There are two specific economic impacts of shale gas drilling. The first concerns the US natural gas commodity pricing, and the second relates to gas basis costs.
Natural Gas Commodity Pricing Impacts
New sources of natural gas from hydraulically fractured shale gas wells has caused a precipitous drop in Henry Hub pricing from $6 /Dth or higher to $3 /Dth or lower.
The Henry Hub in Louisiana is the gas trading point on which NYMEX contracts are based. The Henry Hub was chosen as the pricing point for US gas contracts because the Gulf Coast produces the majority of the nation’s natural gas. While the Gulf Coast remains the predominant US production region, other areas are now drilling in shale. Until recently drillers were only able to produce gas from wells located in porous rock formations which do not need to be hydraulically fractured. This process was the main driver of domestic natural gas pricing until the mid 2000’s.
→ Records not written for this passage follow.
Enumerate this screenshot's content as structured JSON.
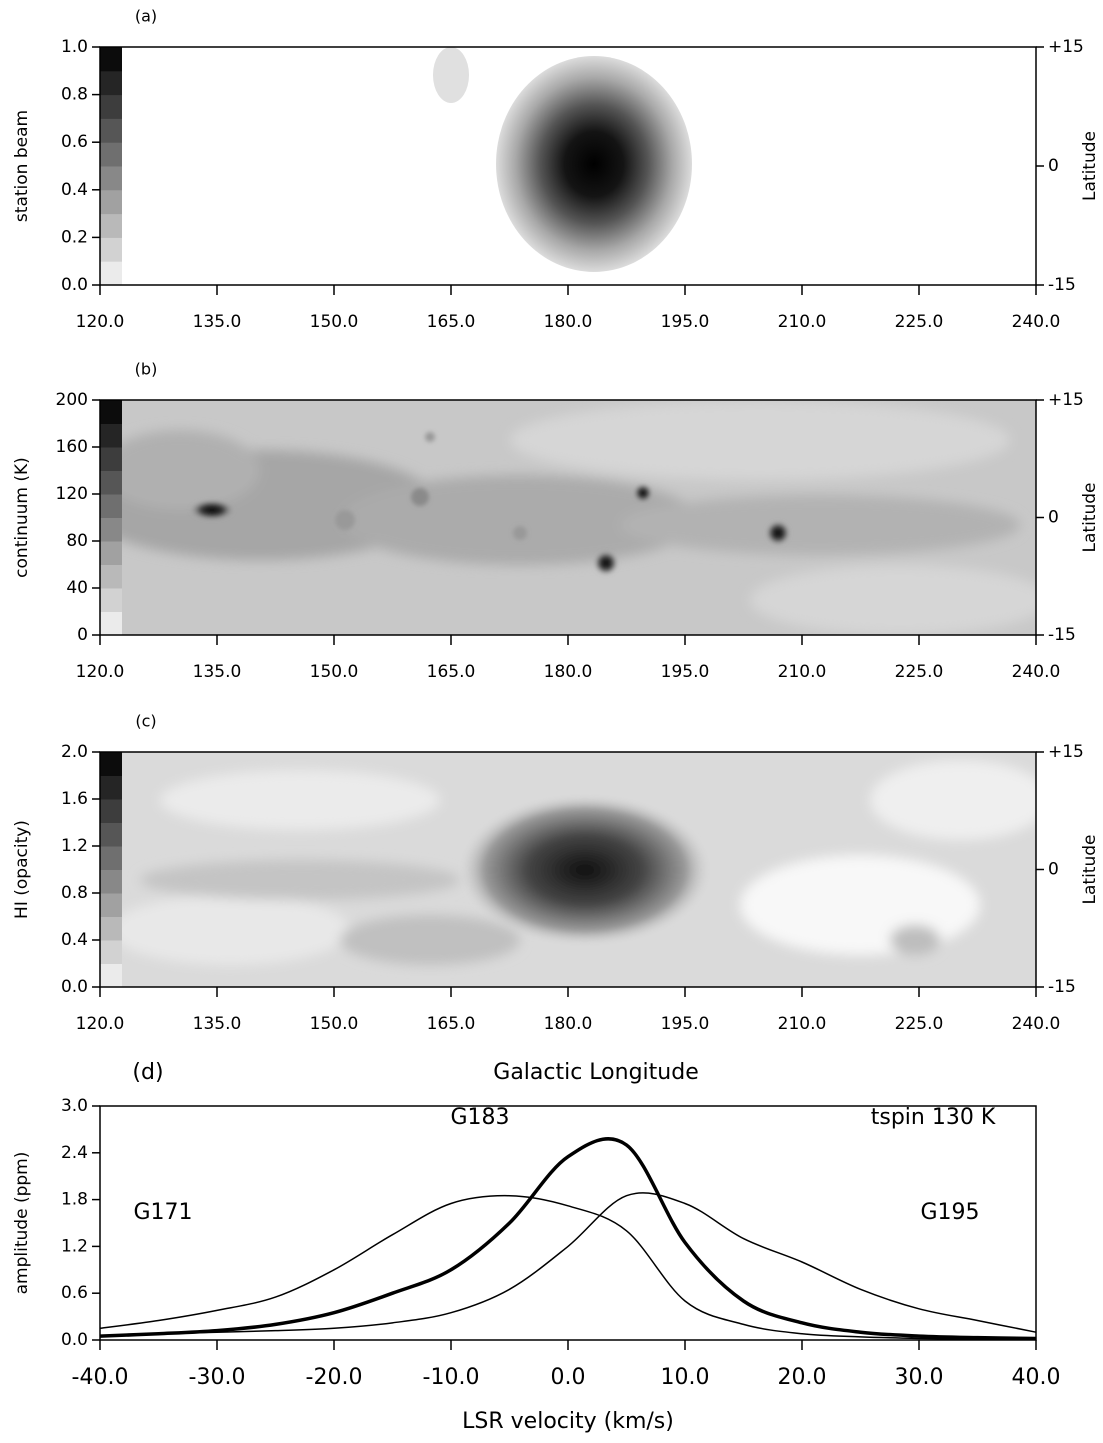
{
  "chart_data": [
    {
      "type": "map",
      "panel_label": "(a)",
      "ylabel": "station beam",
      "y2label": "Latitude",
      "xlim": [
        120,
        240
      ],
      "xticks": [
        {
          "value": 120,
          "label": "120.0"
        },
        {
          "value": 135,
          "label": "135.0"
        },
        {
          "value": 150,
          "label": "150.0"
        },
        {
          "value": 165,
          "label": "165.0"
        },
        {
          "value": 180,
          "label": "180.0"
        },
        {
          "value": 195,
          "label": "195.0"
        },
        {
          "value": 210,
          "label": "210.0"
        },
        {
          "value": 225,
          "label": "225.0"
        },
        {
          "value": 240,
          "label": "240.0"
        }
      ],
      "ylim": [
        0,
        1
      ],
      "yticks": [
        {
          "value": 0,
          "label": "0.0"
        },
        {
          "value": 0.2,
          "label": "0.2"
        },
        {
          "value": 0.4,
          "label": "0.4"
        },
        {
          "value": 0.6,
          "label": "0.6"
        },
        {
          "value": 0.8,
          "label": "0.8"
        },
        {
          "value": 1,
          "label": "1.0"
        }
      ],
      "y2lim": [
        -15,
        15
      ],
      "y2ticks": [
        {
          "value": 15,
          "label": "+15"
        },
        0,
        -15
      ]
    },
    {
      "type": "map",
      "panel_label": "(b)",
      "ylabel": "continuum (K)",
      "y2label": "Latitude",
      "xlim": [
        120,
        240
      ],
      "xticks": [
        {
          "value": 120,
          "label": "120.0"
        },
        {
          "value": 135,
          "label": "135.0"
        },
        {
          "value": 150,
          "label": "150.0"
        },
        {
          "value": 165,
          "label": "165.0"
        },
        {
          "value": 180,
          "label": "180.0"
        },
        {
          "value": 195,
          "label": "195.0"
        },
        {
          "value": 210,
          "label": "210.0"
        },
        {
          "value": 225,
          "label": "225.0"
        },
        {
          "value": 240,
          "label": "240.0"
        }
      ],
      "ylim": [
        0,
        200
      ],
      "yticks": [
        0,
        40,
        80,
        120,
        160,
        200
      ],
      "y2lim": [
        -15,
        15
      ],
      "y2ticks": [
        {
          "value": 15,
          "label": "+15"
        },
        0,
        -15
      ]
    },
    {
      "type": "map",
      "panel_label": "(c)",
      "ylabel": "HI (opacity)",
      "y2label": "Latitude",
      "xlabel": "Galactic Longitude",
      "xlim": [
        120,
        240
      ],
      "xticks": [
        {
          "value": 120,
          "label": "120.0"
        },
        {
          "value": 135,
          "label": "135.0"
        },
        {
          "value": 150,
          "label": "150.0"
        },
        {
          "value": 165,
          "label": "165.0"
        },
        {
          "value": 180,
          "label": "180.0"
        },
        {
          "value": 195,
          "label": "195.0"
        },
        {
          "value": 210,
          "label": "210.0"
        },
        {
          "value": 225,
          "label": "225.0"
        },
        {
          "value": 240,
          "label": "240.0"
        }
      ],
      "ylim": [
        0,
        2
      ],
      "yticks": [
        {
          "value": 0,
          "label": "0.0"
        },
        {
          "value": 0.4,
          "label": "0.4"
        },
        {
          "value": 0.8,
          "label": "0.8"
        },
        {
          "value": 1.2,
          "label": "1.2"
        },
        {
          "value": 1.6,
          "label": "1.6"
        },
        {
          "value": 2,
          "label": "2.0"
        }
      ],
      "y2lim": [
        -15,
        15
      ],
      "y2ticks": [
        {
          "value": 15,
          "label": "+15"
        },
        0,
        -15
      ]
    },
    {
      "type": "line",
      "panel_label": "(d)",
      "xlabel": "LSR velocity (km/s)",
      "ylabel": "amplitude (ppm)",
      "annotation": "tspin 130 K",
      "x": [
        -40,
        -35,
        -30,
        -25,
        -20,
        -15,
        -10,
        -5,
        0,
        5,
        10,
        15,
        20,
        25,
        30,
        35,
        40
      ],
      "xlim": [
        -40,
        40
      ],
      "xticks": [
        {
          "value": -40,
          "label": "-40.0"
        },
        {
          "value": -30,
          "label": "-30.0"
        },
        {
          "value": -20,
          "label": "-20.0"
        },
        {
          "value": -10,
          "label": "-10.0"
        },
        {
          "value": 0,
          "label": "0.0"
        },
        {
          "value": 10,
          "label": "10.0"
        },
        {
          "value": 20,
          "label": "20.0"
        },
        {
          "value": 30,
          "label": "30.0"
        },
        {
          "value": 40,
          "label": "40.0"
        }
      ],
      "ylim": [
        0,
        3
      ],
      "yticks": [
        {
          "value": 0,
          "label": "0.0"
        },
        {
          "value": 0.6,
          "label": "0.6"
        },
        {
          "value": 1.2,
          "label": "1.2"
        },
        {
          "value": 1.8,
          "label": "1.8"
        },
        {
          "value": 2.4,
          "label": "2.4"
        },
        {
          "value": 3,
          "label": "3.0"
        }
      ],
      "series": [
        {
          "name": "G171",
          "color": "#000000",
          "linewidth": 1.5,
          "values": [
            0.15,
            0.25,
            0.38,
            0.55,
            0.9,
            1.35,
            1.75,
            1.85,
            1.72,
            1.4,
            0.5,
            0.2,
            0.08,
            0.04,
            0.02,
            0.01,
            0.01
          ]
        },
        {
          "name": "G183",
          "color": "#000000",
          "linewidth": 3.5,
          "values": [
            0.05,
            0.08,
            0.12,
            0.2,
            0.35,
            0.6,
            0.9,
            1.5,
            2.35,
            2.5,
            1.25,
            0.5,
            0.22,
            0.1,
            0.05,
            0.03,
            0.02
          ]
        },
        {
          "name": "G195",
          "color": "#000000",
          "linewidth": 1.5,
          "values": [
            0.05,
            0.08,
            0.1,
            0.12,
            0.15,
            0.22,
            0.35,
            0.65,
            1.2,
            1.85,
            1.75,
            1.3,
            1.0,
            0.65,
            0.4,
            0.25,
            0.1
          ]
        }
      ]
    }
  ]
}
The technological advancements of hydraulic fracturing and horizontal drilling have allowed US producers to access gas in methane rich shale rock formations. Producing gas in this method has a quicker Return on Investment as shale wells produce high volumes of gas in the early production years, and the volume rapidly declines as depicted in the following chart. This is a stark difference to the production curve of a traditional well which produces a more even volume of gas throughout the life of the well.
Gas Basis Pricing Impacts
Producing shale gas has also shifted the Basis pricing within the United States. Basis is the transportation cost to bring your NYMEX based Henry Hub contract to your local market. There was a significant change to Basis pricing as the US began to produce an increasing volume of shale gas in the pink-shaded territories on the following map. The traditional pipelines ran from the Gulf Coast to demand centers around the country, but as shale gas started flooding the market from shaded production areas, the cost of gas in those localities decreased. This means that the differential pricing between the local market and the Henry Hub got closer, or even resulted in negative basis pricing.
There are simultaneously two kinds of projects which address the issue of new production areas with no transportation infrastructure: first, some traditional pipelines have reversed flows to bring gas in the opposite direction; and second there are a slew of new pipelines under construction or seeking approval at the Federal Energy Regulatory Commission “FERC”. FERC has approved 19 new pipeline projects in 2017, totaling over 22 Bcf/d of gas transportation capacity. Additionally, 15 projects remain on the docket at FERC which could add another 15 Bcf/d.
What’s on the Horizon
Where is all the gas from shale drilled wells going? A great deal of that gas is helping the US become a net exporter of natural gas.
Since the early 2000’s the US has exported large quantities of gas by pipeline to both Canada and Mexico. Our neighbors have added demand of over 200,000 MCF/month via pipeline alone. This relationship is still growing, and Mexico also happens to be our #1 importer of LNG at between 15,000 and 10,000 MCF/month. The US’ 2nd LNG export facility opened this month in Cove Point, Maryland. Additionally, there are several LNG export projects under construction and a slew of applications being reviewed by FERC.
The big changes to natural gas production have led to the investment in pipeline infrastructure and LNG export facilities. As the US moves toward becoming a natural gas exporter for the first time, it is important to remain informed on such projects so market developments can be analyzed in proper context.